I read an article recently that talked about how in countries like China that mini-sites and mobile apps were used far more than the full scale web pages we’re accustomed to. The article explained that the sheer number of mobile users meant that it was obviously more important to focus on compact design. Makes sense, doesn’t it? I finally got around to giving an app design a go… and felt pretty stumped throughout.
I’ve been struggling with the whole wire-framing process. It’s not that I don’t value its importance, don’t get me wrong. In the past I’ve tended to play around with the layouts and elements as I’ve gone along, trying things here and there. I know I’m being a hypocrite here, particularly when I stress the importance of pre-planning on my students. I suppose it’s one of those things, once a habit is enforced it can take a while to shake – like anything, a little time and practice and I can be where I need to be.
I could probably go as far as saying starting out with the mobile version of a website or an app is the best way to start out a digital project. Websites can be so multifunctional, to the point where I sometimes get distracted from why I arrived there in the first place. When you go in to design an app, the spotlight is solely on its purpose and what the user wants to achieve with it. You’re not putting too much emphasis on the frivolous ad-libs and frills – because those just end up being distractions.
You’re forced to think about the hierarchy – something I’d like to think most newbies struggle with, recognising what is important and should be placed at the forefront. Plus, the fact that you have limited space to work with forces you to really hone in on important copy and communicating your point or calls to action as concisely as possible.
If it were a lazy metaphor, I would be saying that tackling the renovation of a small scale apartment is going to make that leap to doing an entire apartment building a hell of a lot easier.
I’ve been evasive to the whole mobile experience up until this point, perhaps contextually it had something to do with me not using mobile versions of sites as much in my work or “back in my day”. These aren’t excuses, mind you, but I can certainly see with today’s young population – they’re being brought up in an era of tablets and apps. My younger years were spent looking though teen magazines which were more about how much content can I conceivably fit onto this page.

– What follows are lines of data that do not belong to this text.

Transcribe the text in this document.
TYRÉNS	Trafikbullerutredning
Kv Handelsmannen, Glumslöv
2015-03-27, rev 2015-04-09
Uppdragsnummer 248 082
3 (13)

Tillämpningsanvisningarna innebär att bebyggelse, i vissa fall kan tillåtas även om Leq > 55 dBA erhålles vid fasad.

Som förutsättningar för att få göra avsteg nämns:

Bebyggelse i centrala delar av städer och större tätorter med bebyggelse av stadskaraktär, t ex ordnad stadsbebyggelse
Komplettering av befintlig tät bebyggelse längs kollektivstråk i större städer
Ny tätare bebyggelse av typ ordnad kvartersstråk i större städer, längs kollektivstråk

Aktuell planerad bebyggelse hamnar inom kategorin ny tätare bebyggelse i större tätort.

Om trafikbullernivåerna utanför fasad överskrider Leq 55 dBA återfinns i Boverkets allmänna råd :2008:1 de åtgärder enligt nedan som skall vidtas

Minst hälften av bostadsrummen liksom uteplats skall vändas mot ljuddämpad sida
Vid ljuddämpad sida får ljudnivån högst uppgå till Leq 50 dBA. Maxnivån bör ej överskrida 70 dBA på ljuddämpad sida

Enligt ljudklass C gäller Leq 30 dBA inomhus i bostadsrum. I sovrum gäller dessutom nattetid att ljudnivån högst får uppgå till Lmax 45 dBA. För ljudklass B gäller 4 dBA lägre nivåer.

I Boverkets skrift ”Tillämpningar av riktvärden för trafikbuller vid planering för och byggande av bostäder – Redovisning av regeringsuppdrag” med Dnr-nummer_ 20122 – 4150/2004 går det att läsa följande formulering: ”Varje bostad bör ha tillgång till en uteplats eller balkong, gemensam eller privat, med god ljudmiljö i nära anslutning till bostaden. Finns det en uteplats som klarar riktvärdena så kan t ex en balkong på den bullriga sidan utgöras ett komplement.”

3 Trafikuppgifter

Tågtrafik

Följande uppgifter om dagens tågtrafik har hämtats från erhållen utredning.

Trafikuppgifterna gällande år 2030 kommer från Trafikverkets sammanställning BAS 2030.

Anyways, here’s a LQ version of what I ended up with. A better version is here. The focus was less about the aesthetic elements and more about the functionality, hence why it is a bit ‘skeletal’. For what could be my most “simplistic” take on a design, it turned out pretty okay looking – these little moments of realisations hopefully amalgamate together so that the design process for me becomes a lot more synchronised in the future.
The compact constraints of app and mobile design may appear a little claustrophobic at first - but once you remove the white noise, you'll be able to breathe easy. Work out the structure of the walls before trying to hang your paintings on them!